I am evaluating differently sized language models and tried to modify how much the weight of the language model during decoding. I assumed that the acoustic-scale influences the language model weight as lm-weight=1-acoustic-scale. However, I quickly figured out that this is not the case.I read in a related post that the acoustic-scale should be close to the inverse of the lm-scale我正在评估大小不同的语言模型,并尝试在解码过程中修改语言模型的权重。我假设acoustic-scale会影响语言模型的权重,因为lm-weight = 1-acoustic-scale。但是,我很快就发现不是这种情况,我在一篇相关文章中读到,acoustic-scale应该接近lm-scale的倒数。
and that the lm-scale is usually set in scoring. I tried to modify the acoustic-scale and noticed a reduction in WER if I decrease it.I am now wonderin what the best way is to modify the influence of the language model.A pointer in the right direction would be highly appreciated.lm-scale通常是在评分中设置的。我尝试修改acoustic-scale,并发现如果减小WER会降低。现在我想知道修改语言模型影响的最佳方法是什么,朝着正确方向的指导将受到高度赞赏。
It's the relative scale between the acoustic and language models that's the most important (i.e. the ratio). In decoding, we generate lattices and the LM scale is left at one and the acoustic scale is varied. While rescoring lattices to get the best path during scoring, it happens to be more convenient to leave the LM scale at 1 and give the acoustic scale integer values. All that is important here is the ratio between the two. We typically expect good results when the acoustic scale used during decoding is set to the inverse of whatever LM scale was best in scoring. For example if the best LM weight in scoring was 13, you would set the acoustic scale used in decoding to 1/13.最重要的是声学模型和语言模型之间的相对比例(即比率)。在解码中,我们生成晶格,并且LM标度保留为一,并且声学标度发生变化。在对晶格进行计分以在评分过程中获得最佳路径时,将LM标度保留为1并给出声学标度整数值会更方便。在这里重要的是两者之间的比率。当将解码过程中使用的acoustic-scale设置为得分最佳的LM标的倒数时,我们通常会期望获得良好的结果。例如,如果评分的最佳LM权重为13,则可以将解码中使用的声阶设置为1/13。
So the best idea is to do an initial decoding with the default acoustic-scale of 0.1. Then rescore the lattice and set the lm-scale to integer values between ca. 7 and 15 (taken from another post). Then do another decoding with the acoustic-scale of 1/lm-scale with best results and rescore the lattice with the best lm-scale again.Currently, I am only using lattice-to-nbest and nbest-to-linear. To rescore with the same language model but a different lm-scale it should be (taken from the tutorial)因此,最好的办法是使用默认的acoustic-scale0.1进行初始解码。然后重新排列晶格,并将lm-scale设置为ca.7和15之间的整数值。(摘自另一个帖子)。然后再用1 / lm尺度的acoustic-scale进行另一次解码,得到最好的结果,并再次以lm尺度的最合适的方式重新整理晶格。要重用相同的语言模型但应使用不同的lm刻度(取自本教程)
Is this the correct way or do I need to use another script?这是正确的方法还是我需要使用其他脚本?
So the best idea is to do an initial decoding with the default.因此,最好的办法是使用默认值进行初始解码。
Yes- it might not make much (or any) difference but it could make the lattice a little higher quality at the optimal acoustic scale.是的-它可能不会有太大的(或任何)区别,但可以在最佳acoustic-scale下使晶格质量更高。
Many of the scripts that read lattices accept the --lm-scale option.
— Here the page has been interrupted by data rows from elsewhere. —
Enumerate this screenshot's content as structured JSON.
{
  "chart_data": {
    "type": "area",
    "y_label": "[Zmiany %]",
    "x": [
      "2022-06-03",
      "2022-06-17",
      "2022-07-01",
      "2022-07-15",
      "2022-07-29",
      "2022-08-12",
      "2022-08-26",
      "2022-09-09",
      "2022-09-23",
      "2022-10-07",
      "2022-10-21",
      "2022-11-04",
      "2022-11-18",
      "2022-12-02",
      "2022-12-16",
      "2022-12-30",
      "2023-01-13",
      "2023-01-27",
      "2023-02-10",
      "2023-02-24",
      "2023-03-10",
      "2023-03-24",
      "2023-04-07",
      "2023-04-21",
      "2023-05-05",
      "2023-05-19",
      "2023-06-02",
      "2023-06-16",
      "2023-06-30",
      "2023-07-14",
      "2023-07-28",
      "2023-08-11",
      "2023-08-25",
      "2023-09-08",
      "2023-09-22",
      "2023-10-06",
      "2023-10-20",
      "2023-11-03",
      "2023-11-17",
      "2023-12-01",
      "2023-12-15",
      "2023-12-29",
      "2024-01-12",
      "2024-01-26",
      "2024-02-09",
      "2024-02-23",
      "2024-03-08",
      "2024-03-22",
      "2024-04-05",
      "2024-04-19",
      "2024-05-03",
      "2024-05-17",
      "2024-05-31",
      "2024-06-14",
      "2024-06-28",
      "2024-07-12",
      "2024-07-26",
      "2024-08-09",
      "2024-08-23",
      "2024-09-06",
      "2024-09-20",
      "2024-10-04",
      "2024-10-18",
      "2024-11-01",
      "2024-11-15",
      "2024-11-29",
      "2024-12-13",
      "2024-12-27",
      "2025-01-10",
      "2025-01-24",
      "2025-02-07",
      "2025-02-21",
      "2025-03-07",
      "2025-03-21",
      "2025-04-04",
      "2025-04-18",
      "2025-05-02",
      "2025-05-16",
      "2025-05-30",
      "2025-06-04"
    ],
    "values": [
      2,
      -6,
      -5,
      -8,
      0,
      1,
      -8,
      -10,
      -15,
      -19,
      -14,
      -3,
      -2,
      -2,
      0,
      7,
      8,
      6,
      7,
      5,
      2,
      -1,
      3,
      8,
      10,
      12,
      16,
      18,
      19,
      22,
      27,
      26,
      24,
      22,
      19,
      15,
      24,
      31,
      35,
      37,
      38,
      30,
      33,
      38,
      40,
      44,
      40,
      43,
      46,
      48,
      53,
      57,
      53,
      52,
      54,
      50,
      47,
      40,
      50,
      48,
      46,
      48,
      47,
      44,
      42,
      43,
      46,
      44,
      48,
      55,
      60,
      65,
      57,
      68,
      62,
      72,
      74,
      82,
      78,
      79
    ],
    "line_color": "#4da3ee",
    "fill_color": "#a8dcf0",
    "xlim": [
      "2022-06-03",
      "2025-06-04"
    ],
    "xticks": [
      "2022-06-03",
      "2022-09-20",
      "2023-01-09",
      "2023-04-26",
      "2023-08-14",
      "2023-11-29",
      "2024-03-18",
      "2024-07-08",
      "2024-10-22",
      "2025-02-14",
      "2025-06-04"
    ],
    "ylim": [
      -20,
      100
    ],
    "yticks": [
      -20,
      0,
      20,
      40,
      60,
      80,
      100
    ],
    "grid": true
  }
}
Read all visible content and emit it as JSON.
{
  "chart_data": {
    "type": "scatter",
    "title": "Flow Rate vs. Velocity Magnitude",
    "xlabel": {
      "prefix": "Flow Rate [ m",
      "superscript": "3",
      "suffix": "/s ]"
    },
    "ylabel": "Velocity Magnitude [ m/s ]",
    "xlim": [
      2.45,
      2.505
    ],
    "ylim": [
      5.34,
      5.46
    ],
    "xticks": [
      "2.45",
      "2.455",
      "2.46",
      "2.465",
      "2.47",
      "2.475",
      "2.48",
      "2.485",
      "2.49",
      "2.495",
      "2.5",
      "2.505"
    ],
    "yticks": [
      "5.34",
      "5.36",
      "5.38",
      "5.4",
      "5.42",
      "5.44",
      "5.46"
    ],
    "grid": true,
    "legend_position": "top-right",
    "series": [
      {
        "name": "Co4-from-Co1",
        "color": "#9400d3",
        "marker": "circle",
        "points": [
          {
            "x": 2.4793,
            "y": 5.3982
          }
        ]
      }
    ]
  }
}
I just added the --lm-scale option to lattice-to-nbest (update and recompile... previously it only accepted the --acoustic-scale option).Like most programs that scale lattices (but unlike lattice-copy),lattice-to-nbest reverses the scaling after doing its operation, so the output lattices will have the un-scaled values on them.许多读取晶格的脚本都接受--lm-scale选项。我只是将--lm-scale选项添加到了点对点的最佳效果(更新和重新编译...之前它只接受了--acoustic-scale选项),就像大多数缩放晶格的程序一样(但与晶格复制不同),点对点最佳操作完成后会反转缩放比例,因此输出晶格上将具有未缩放的值。
What do you mean with the output lattice will have the un-scaled values. Does this mean I cannot use lattice-to-nbest and then nbest-to-linear on the output?您对输出晶格的意思是将具有未缩放的值。这是否意味着我不能在输出上使用lattice-to-nbest和后续的nbest-to-linear?
No, you can still use it- lattice-to-nbest scales the input, then computes the n-best, then un-scales. It all depends what you're going to do with the output. Ultimately you are going to have to read the documentation on lattices and decoding in Kaldi.否,您仍然可以使用lattice-to-nbest来缩放输入,然后计算n最佳,然后不缩放。这完全取决于您将如何处理输出。最终,您将不得不阅读Kaldi中有关晶格和解码的文档。